Outrossim, a partir do comando inequívoco do art. 91, § 1o, III, da Carta Magna, o Conselho de Defesa Nacional deve, a fim de fundamentar a decisão presidencial, ser ouvido em situações de demarcação de terras indígenas em faixa de fronteira. Afinal, esse órgão não só possui competência constitucional para abalizar decisões com impacto sobre a soberania nacional, como fornece equilíbrio na burocracia estatal para grandes questões, pois é formado pelo Vice- Presidente da República, pelo Presidente da Câmara dos Deputados, pelo Presidente do Senado Federal, pelos Ministros da Justiça, da Defesa, das Relações Exteriores, do Planejamento e pelos Comandantes da Marinha, do Exército e da Aeronáutica.

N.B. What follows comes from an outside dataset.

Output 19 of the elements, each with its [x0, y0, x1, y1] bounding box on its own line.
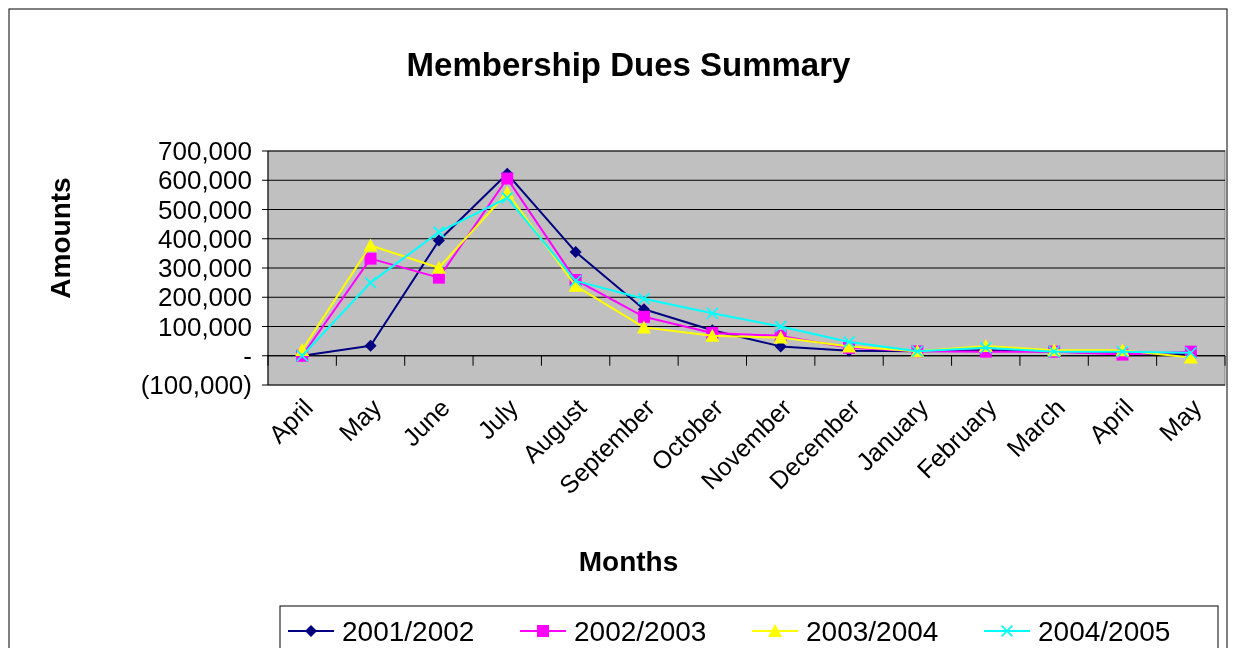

A presente proposta é fruto do esforço da Comissão no sentido de oferecer ao país uma solução para os conflitos decorrentes da demarcação de terras indígenas, estabelecendo um procedimento administrativo de demarcação de terras indígenas mais justo e razoável, atendendo a todos os atores envolvidos de forma equânime e respeitando os sagrados princípios constitucionais que regem a matéria.